The problem is the following. Let $(a_{n})_{n\geq0}$ such that $\lim_{n\to\infty}a_{n}=\alpha\in\mathbb{C}$ and let $(b_{n})_{n\geq0}$ a succession of positive real numbers. We know that the series $$ \sum_{n=0}^{\infty}b_{n}z^{n} $$ converges for every $z\in\mathbb{C}$. Prove that, considering now $z\in\mathbb{R}$, $$ \lim_{z\to+\infty}\frac{\sum_{n=0}^{\infty}a_{n}b_{n}z^{n}}{\sum_{n=0}^{\infty}b_{n}z^{n}}=\alpha. $$ If one could switch the limit and the series, then it would be done, but it doesn't seem so easy.

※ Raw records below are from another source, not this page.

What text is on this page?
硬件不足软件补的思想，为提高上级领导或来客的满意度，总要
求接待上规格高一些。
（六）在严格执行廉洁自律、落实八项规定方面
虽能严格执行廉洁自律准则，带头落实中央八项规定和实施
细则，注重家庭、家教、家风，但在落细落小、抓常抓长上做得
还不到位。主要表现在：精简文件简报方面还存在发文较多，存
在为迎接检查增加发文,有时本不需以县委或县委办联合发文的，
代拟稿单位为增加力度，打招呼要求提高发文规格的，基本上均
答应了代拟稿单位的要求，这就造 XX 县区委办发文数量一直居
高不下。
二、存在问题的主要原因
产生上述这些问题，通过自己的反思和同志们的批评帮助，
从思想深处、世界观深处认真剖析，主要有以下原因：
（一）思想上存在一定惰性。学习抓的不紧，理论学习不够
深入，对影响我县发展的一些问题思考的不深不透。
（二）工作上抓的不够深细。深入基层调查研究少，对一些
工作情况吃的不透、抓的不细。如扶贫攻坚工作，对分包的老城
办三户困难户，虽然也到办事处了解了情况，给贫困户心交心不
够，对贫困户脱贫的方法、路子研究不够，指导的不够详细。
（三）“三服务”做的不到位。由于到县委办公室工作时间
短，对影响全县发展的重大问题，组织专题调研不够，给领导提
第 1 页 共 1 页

How can be proved the limit otherwise?

Answer 1

Suppose $\alpha = 0.$ Let $\epsilon>0.$ Then there exists $N$ such that $|a_n|<\epsilon$ for $n>N.$ The quotient of interest can be written

$$\frac{\sum_{n=0}^N a_nb_nz^n + \sum_{n=N+1}^\infty a_nb_nz^n}{\sum_{n=0}^N b_nz^n + \sum_{n=N+1}^\infty b_nz^n}.$$

For $z>0,$ the absolute value of this is bounded above by

$$\frac{\sum_{n=0}^N |a_n|b_nz^n + \epsilon\sum_{n=N+1}^\infty b_nz^n}{\sum_{n=0}^N b_nz^n + \sum_{n=N+1}^\infty b_nz^n}.$$

Now divide top and bottom by $\sum_{n=N+1}^\infty b_nz^n$ and take the $\limsup$ as $z\to \infty.$ We see this $\limsup$ is no more than

$$\frac{0+\epsilon}{0+1} = \epsilon.$$

This takes care of the $\alpha=0$ case, and if you think about it, gives all other cases as well.